It should come as a surprise to no one by now to learn that one of the greatest storms of barbarism the world has ever seen, in which much of the cultural heritage of China was destroyed, was met with enthusiasm in the West by young radicals whose own barbarism, one might suspect, was too often frustrated by the slow progress of their own great works of self-expression.
.....One of those youngsters was Peter Tatchell, who today reminisces about the good old days of nineteen sixty-eight:
In response to the Australian media’s deranged and often racist anti-Chinese propaganda, a few of us organised a ‘Be Kind to Mao Month’, where we promoted the ‘good’ aspects of the red guards’ rebellion against what we saw as the privileged, arrogant and authoritarian communist elite in Beijing. [1]
Having rejected Soviet-style communism as “an inhuman betrayal of the communist ideal of a compassionate, classless society”, [2] and having taken care to note the compassion of Chairman Mao during the Great Leap Forward, the young Mr Tatchell proselytised in favour of the more fashionable Maoist-style, which by then had already surpassed the Soviet-style in the production of emaciated corpses. So attuned were Mr Tatchell’s “libertarian communist” instincts, and so profound was his compassion for the people of China — peasants, recalcitrant workers, liberal bourgeois, and sundry political undesirables not included — that Mr Tatchell chose to favour the “good” aspects [3] of the most fanatical force in the history of Chinese communism: the red guards of the Cultural Revolution, steered by the Great Helmsman himself.
.....Now, I have little interest in what Mr Tatchell’s youthful sympathies were, or in what they are now, still less in what claims he might make for the purity of his intentions. [4] Another political fantasist to add to the pile makes little difference. What interests me is how the ideal of communism has enjoyed so charmed a life in the West, eking out a fanciful existence in the heads of such men, wherein it has remained unsullied by the reality of its application or even of its theoretical expression.
.....Before communism got its name in the 1840s, it was already linked to the ideal — sorry, the unfortunate “necessity” — of revolutionary terrorism, most notably in
Babouvism; that is to say, even before Marx and Engels added to its legacy, and long before Lenin, Trotsky, Stalin, Mao, and Pol Pot perfected its theory and practice, it already had its terrible cast. Even if one traces communism back to the puritan Diggers, or to Thomas More, or to
millennialist Christianity, or even further back, one can hardly observe in earnest the character of communism as it has come to exist in various regimes without noticing that it bears the unmistakably grim features of
Babouvism and Marxism. Gracchus
Babeuf, the forefather of much misery, is mostly forgotten, as is most of the output of Marx and Engels, and today there are those who profess to see communistic regimes as if they were the wayward scions of a noble lineage — as betrayals rather than consequences of the ideal. But how is it that anyone can be so brazen as to claim compassion as the very basis of his politics, and yet not bother to find out whether those politics might actually be good for others? To advocate a scheme for the whole of society, and to have made little effort to find out what effects it might have, other than that it makes one feel warm inside, is not to show compassion for others, but rather to show passion for oneself. Here, ignorance may be a defence, though not of any claim to compassion.
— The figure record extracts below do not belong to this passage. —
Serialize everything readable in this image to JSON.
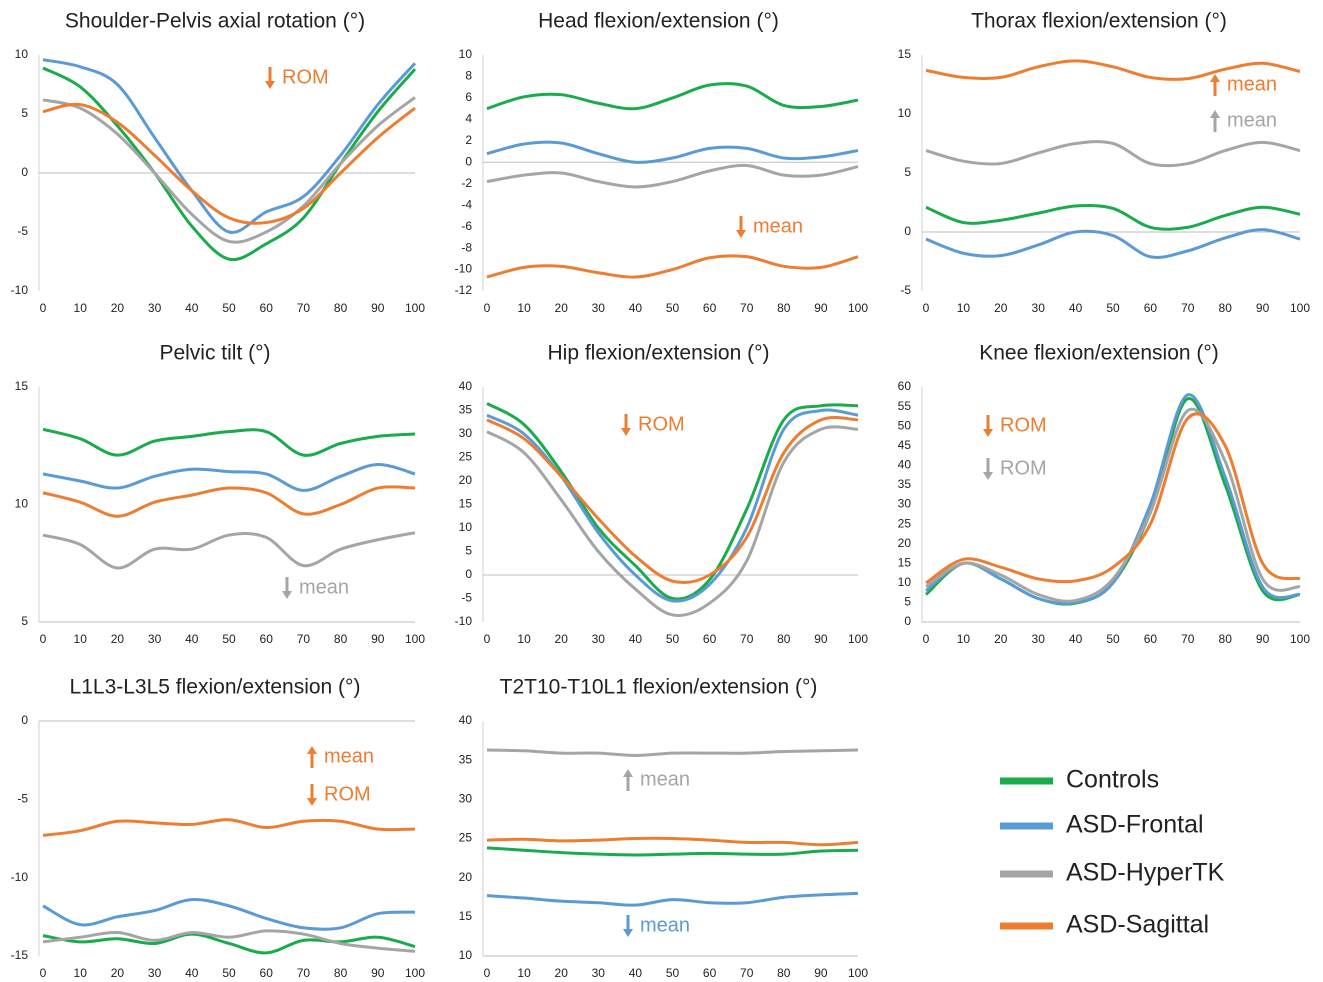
{
  "chart_data": [
    {
      "type": "line",
      "title": "Shoulder-Pelvis axial rotation (°)",
      "x": [
        0,
        10,
        20,
        30,
        40,
        50,
        60,
        70,
        80,
        90,
        100
      ],
      "xlim": [
        0,
        100
      ],
      "xticks": [
        0,
        10,
        20,
        30,
        40,
        50,
        60,
        70,
        80,
        90,
        100
      ],
      "ylim": [
        -10,
        10
      ],
      "yticks": [
        -10,
        -5,
        0,
        5,
        10
      ],
      "series": [
        {
          "name": "Controls",
          "color": "#1aab4a",
          "values": [
            8.9,
            7.3,
            4,
            0,
            -4.5,
            -7.3,
            -6,
            -3.8,
            0.8,
            5.2,
            8.8
          ]
        },
        {
          "name": "ASD-Frontal",
          "color": "#5b9bd5",
          "values": [
            9.6,
            9,
            7.5,
            3,
            -1.5,
            -5,
            -3.3,
            -2,
            1.5,
            5.8,
            9.3
          ]
        },
        {
          "name": "ASD-HyperTK",
          "color": "#a5a5a5",
          "values": [
            6.2,
            5.5,
            3.3,
            0,
            -3.5,
            -5.8,
            -5,
            -2.8,
            0.8,
            4,
            6.4
          ]
        },
        {
          "name": "ASD-Sagittal",
          "color": "#ed7d31",
          "values": [
            5.2,
            5.8,
            4.3,
            1.5,
            -1.5,
            -3.8,
            -4.2,
            -3,
            0,
            3,
            5.5
          ]
        }
      ],
      "annotations": [
        {
          "text": "ROM",
          "direction": "down",
          "color": "#ed7d31"
        }
      ]
    },
    {
      "type": "line",
      "title": "Head flexion/extension (°)",
      "x": [
        0,
        10,
        20,
        30,
        40,
        50,
        60,
        70,
        80,
        90,
        100
      ],
      "xlim": [
        0,
        100
      ],
      "xticks": [
        0,
        10,
        20,
        30,
        40,
        50,
        60,
        70,
        80,
        90,
        100
      ],
      "ylim": [
        -12,
        10
      ],
      "yticks": [
        -12,
        -10,
        -8,
        -6,
        -4,
        -2,
        0,
        2,
        4,
        6,
        8,
        10
      ],
      "series": [
        {
          "color": "#1aab4a",
          "values": [
            5,
            6.1,
            6.3,
            5.5,
            5,
            6,
            7.2,
            7.1,
            5.3,
            5.2,
            5.8
          ]
        },
        {
          "color": "#5b9bd5",
          "values": [
            0.8,
            1.7,
            1.8,
            0.8,
            0,
            0.4,
            1.3,
            1.3,
            0.4,
            0.5,
            1.1
          ]
        },
        {
          "color": "#a5a5a5",
          "values": [
            -1.8,
            -1.2,
            -1,
            -1.8,
            -2.3,
            -1.8,
            -0.8,
            -0.3,
            -1.2,
            -1.2,
            -0.4
          ]
        },
        {
          "color": "#ed7d31",
          "values": [
            -10.7,
            -9.8,
            -9.7,
            -10.3,
            -10.7,
            -10,
            -8.9,
            -8.8,
            -9.7,
            -9.8,
            -8.8
          ]
        }
      ],
      "annotations": [
        {
          "text": "mean",
          "direction": "down",
          "color": "#ed7d31"
        }
      ]
    },
    {
      "type": "line",
      "title": "Thorax flexion/extension (°)",
      "x": [
        0,
        10,
        20,
        30,
        40,
        50,
        60,
        70,
        80,
        90,
        100
      ],
      "xlim": [
        0,
        100
      ],
      "xticks": [
        0,
        10,
        20,
        30,
        40,
        50,
        60,
        70,
        80,
        90,
        100
      ],
      "ylim": [
        -5,
        15
      ],
      "yticks": [
        -5,
        0,
        5,
        10,
        15
      ],
      "series": [
        {
          "color": "#1aab4a",
          "values": [
            2.1,
            0.8,
            1,
            1.6,
            2.2,
            2,
            0.4,
            0.4,
            1.4,
            2.1,
            1.5
          ]
        },
        {
          "color": "#5b9bd5",
          "values": [
            -0.6,
            -1.8,
            -2,
            -1.1,
            0,
            -0.3,
            -2.1,
            -1.6,
            -0.5,
            0.2,
            -0.6
          ]
        },
        {
          "color": "#a5a5a5",
          "values": [
            6.9,
            6,
            5.8,
            6.7,
            7.5,
            7.5,
            5.8,
            5.8,
            6.9,
            7.6,
            6.9
          ]
        },
        {
          "color": "#ed7d31",
          "values": [
            13.7,
            13.1,
            13.1,
            14,
            14.5,
            14,
            13.1,
            13,
            13.8,
            14.3,
            13.6
          ]
        }
      ],
      "annotations": [
        {
          "text": "mean",
          "direction": "up",
          "color": "#ed7d31"
        },
        {
          "text": "mean",
          "direction": "up",
          "color": "#a5a5a5"
        }
      ]
    },
    {
      "type": "line",
      "title": "Pelvic tilt (°)",
      "x": [
        0,
        10,
        20,
        30,
        40,
        50,
        60,
        70,
        80,
        90,
        100
      ],
      "xlim": [
        0,
        100
      ],
      "xticks": [
        0,
        10,
        20,
        30,
        40,
        50,
        60,
        70,
        80,
        90,
        100
      ],
      "ylim": [
        5,
        15
      ],
      "yticks": [
        5,
        10,
        15
      ],
      "series": [
        {
          "color": "#1aab4a",
          "values": [
            13.2,
            12.8,
            12.1,
            12.7,
            12.9,
            13.1,
            13.1,
            12.1,
            12.6,
            12.9,
            13
          ]
        },
        {
          "color": "#5b9bd5",
          "values": [
            11.3,
            11,
            10.7,
            11.2,
            11.5,
            11.4,
            11.3,
            10.6,
            11.2,
            11.7,
            11.3
          ]
        },
        {
          "color": "#a5a5a5",
          "values": [
            8.7,
            8.3,
            7.3,
            8.1,
            8.1,
            8.7,
            8.6,
            7.4,
            8.1,
            8.5,
            8.8
          ]
        },
        {
          "color": "#ed7d31",
          "values": [
            10.5,
            10.1,
            9.5,
            10.1,
            10.4,
            10.7,
            10.5,
            9.6,
            10,
            10.7,
            10.7
          ]
        }
      ],
      "annotations": [
        {
          "text": "mean",
          "direction": "down",
          "color": "#a5a5a5"
        }
      ]
    },
    {
      "type": "line",
      "title": "Hip flexion/extension (°)",
      "x": [
        0,
        10,
        20,
        30,
        40,
        50,
        60,
        70,
        80,
        90,
        100
      ],
      "xlim": [
        0,
        100
      ],
      "xticks": [
        0,
        10,
        20,
        30,
        40,
        50,
        60,
        70,
        80,
        90,
        100
      ],
      "ylim": [
        -10,
        40
      ],
      "yticks": [
        -10,
        -5,
        0,
        5,
        10,
        15,
        20,
        25,
        30,
        35,
        40
      ],
      "series": [
        {
          "color": "#1aab4a",
          "values": [
            36.5,
            32,
            22,
            10,
            2,
            -5,
            -1,
            14,
            33,
            36,
            36
          ]
        },
        {
          "color": "#5b9bd5",
          "values": [
            34,
            30,
            21,
            9,
            0,
            -5.5,
            -2,
            10,
            31,
            35,
            34
          ]
        },
        {
          "color": "#a5a5a5",
          "values": [
            30.5,
            26,
            16,
            5,
            -3,
            -8.5,
            -6,
            3,
            24,
            31,
            31
          ]
        },
        {
          "color": "#ed7d31",
          "values": [
            33,
            29,
            21,
            12,
            4,
            -1.3,
            0,
            8,
            26,
            33,
            33
          ]
        }
      ],
      "annotations": [
        {
          "text": "ROM",
          "direction": "down",
          "color": "#ed7d31"
        }
      ]
    },
    {
      "type": "line",
      "title": "Knee flexion/extension (°)",
      "x": [
        0,
        10,
        20,
        30,
        40,
        50,
        60,
        70,
        80,
        90,
        100
      ],
      "xlim": [
        0,
        100
      ],
      "xticks": [
        0,
        10,
        20,
        30,
        40,
        50,
        60,
        70,
        80,
        90,
        100
      ],
      "ylim": [
        0,
        60
      ],
      "yticks": [
        0,
        5,
        10,
        15,
        20,
        25,
        30,
        35,
        40,
        45,
        50,
        55,
        60
      ],
      "series": [
        {
          "color": "#1aab4a",
          "values": [
            7,
            15,
            11,
            6,
            4.8,
            10,
            28,
            57,
            35,
            8,
            7
          ]
        },
        {
          "color": "#5b9bd5",
          "values": [
            8,
            15,
            11,
            6,
            5,
            10,
            30,
            58,
            37,
            9,
            7
          ]
        },
        {
          "color": "#a5a5a5",
          "values": [
            9,
            15,
            12,
            7,
            5.5,
            11,
            28,
            54,
            41,
            11,
            9
          ]
        },
        {
          "color": "#ed7d31",
          "values": [
            10,
            16,
            14,
            11,
            10.5,
            14,
            25,
            52,
            45,
            15,
            11
          ]
        }
      ],
      "annotations": [
        {
          "text": "ROM",
          "direction": "down",
          "color": "#ed7d31"
        },
        {
          "text": "ROM",
          "direction": "down",
          "color": "#a5a5a5"
        }
      ]
    },
    {
      "type": "line",
      "title": "L1L3-L3L5 flexion/extension (°)",
      "x": [
        0,
        10,
        20,
        30,
        40,
        50,
        60,
        70,
        80,
        90,
        100
      ],
      "xlim": [
        0,
        100
      ],
      "xticks": [
        0,
        10,
        20,
        30,
        40,
        50,
        60,
        70,
        80,
        90,
        100
      ],
      "ylim": [
        -15,
        0
      ],
      "yticks": [
        -15,
        -10,
        -5,
        0
      ],
      "series": [
        {
          "color": "#1aab4a",
          "values": [
            -13.7,
            -14.1,
            -13.9,
            -14.2,
            -13.6,
            -14.2,
            -14.8,
            -14,
            -14.1,
            -13.8,
            -14.4
          ]
        },
        {
          "color": "#5b9bd5",
          "values": [
            -11.8,
            -13,
            -12.5,
            -12.1,
            -11.4,
            -11.8,
            -12.6,
            -13.2,
            -13.2,
            -12.3,
            -12.2
          ]
        },
        {
          "color": "#a5a5a5",
          "values": [
            -14.1,
            -13.8,
            -13.5,
            -14,
            -13.5,
            -13.8,
            -13.4,
            -13.6,
            -14.2,
            -14.5,
            -14.7
          ]
        },
        {
          "color": "#ed7d31",
          "values": [
            -7.3,
            -7,
            -6.4,
            -6.5,
            -6.6,
            -6.3,
            -6.8,
            -6.4,
            -6.4,
            -6.9,
            -6.9
          ]
        }
      ],
      "annotations": [
        {
          "text": "mean",
          "direction": "up",
          "color": "#ed7d31"
        },
        {
          "text": "ROM",
          "direction": "down",
          "color": "#ed7d31"
        }
      ]
    },
    {
      "type": "line",
      "title": "T2T10-T10L1 flexion/extension (°)",
      "x": [
        0,
        10,
        20,
        30,
        40,
        50,
        60,
        70,
        80,
        90,
        100
      ],
      "xlim": [
        0,
        100
      ],
      "xticks": [
        0,
        10,
        20,
        30,
        40,
        50,
        60,
        70,
        80,
        90,
        100
      ],
      "ylim": [
        10,
        40
      ],
      "yticks": [
        10,
        15,
        20,
        25,
        30,
        35,
        40
      ],
      "series": [
        {
          "color": "#1aab4a",
          "values": [
            23.8,
            23.5,
            23.2,
            23,
            22.9,
            23,
            23.1,
            23,
            23,
            23.4,
            23.5
          ]
        },
        {
          "color": "#5b9bd5",
          "values": [
            17.7,
            17.4,
            17,
            16.8,
            16.5,
            17.2,
            16.8,
            16.8,
            17.5,
            17.8,
            18
          ]
        },
        {
          "color": "#a5a5a5",
          "values": [
            36.3,
            36.2,
            35.9,
            35.9,
            35.6,
            35.9,
            35.9,
            35.9,
            36.1,
            36.2,
            36.3
          ]
        },
        {
          "color": "#ed7d31",
          "values": [
            24.8,
            24.9,
            24.7,
            24.8,
            25,
            25,
            24.8,
            24.5,
            24.5,
            24.2,
            24.5
          ]
        }
      ],
      "annotations": [
        {
          "text": "mean",
          "direction": "up",
          "color": "#a5a5a5"
        },
        {
          "text": "mean",
          "direction": "down",
          "color": "#5b9bd5"
        }
      ]
    }
  ]
}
.....It would have been much more interesting today if some old lady had written in another newspaper a favourable reminiscence of how in nineteen thirty-three she ran a charity tombola- and lemonade-stall in support of the
Deutsche Studentenschaft as it set about its task of clearing university libraries of politically undesirable books and of burning them. It would have been interesting for a comparison of reactions, for indicating biases, and in particular for showing what little part conscionable morality, as opposed to political
moralism, has to play in decrying Nazi barbarism; for the destructiveness of that student body, instigated at a time when Nazism had hardly got started, was tiny as compared to that of the red guards, instigated at a time when the victims of communism were already in the tens of millions, and yet can anyone seriously doubt that the reminiscences of our old Nazi would provoke far more outrage than the reminiscences of our old commie? Now, of course, old Nazis don’t get to write for the newspapers, except perhaps by apologising at length, whereas old commies do, no apologies required — not that I think tomorrow’s newspapers should be full of old commies apologising; expedient liberal contrition is rarely interesting. No, it is more interesting to observe that, with regard to barbarism, it matters more about which tribe you are in than about the degree of it. And, as I say, communism enjoys a charmed life.
.....
[1] Peter
Tatchell, “
The Black Panthers and me”,
Comment is Free (
The Guardian’s weblog), 14
th May 2008.
[2] Ibid.
[3] Even he cannot use the word “good” in this regard without enclosing it in quotation marks, which leads me to wonder.
[4] The degree of wishful thinking or downright dishonesty is incalculable, though we can perhaps count at least three sops to conscience: the defence from ignorance (“we didn’t really know either its present form or its pedigree”); the defence from good intentions (“it meant well”); and the defence from imposture (“it wasn’t really communism or socialism”). The latter two are often aspects of the first.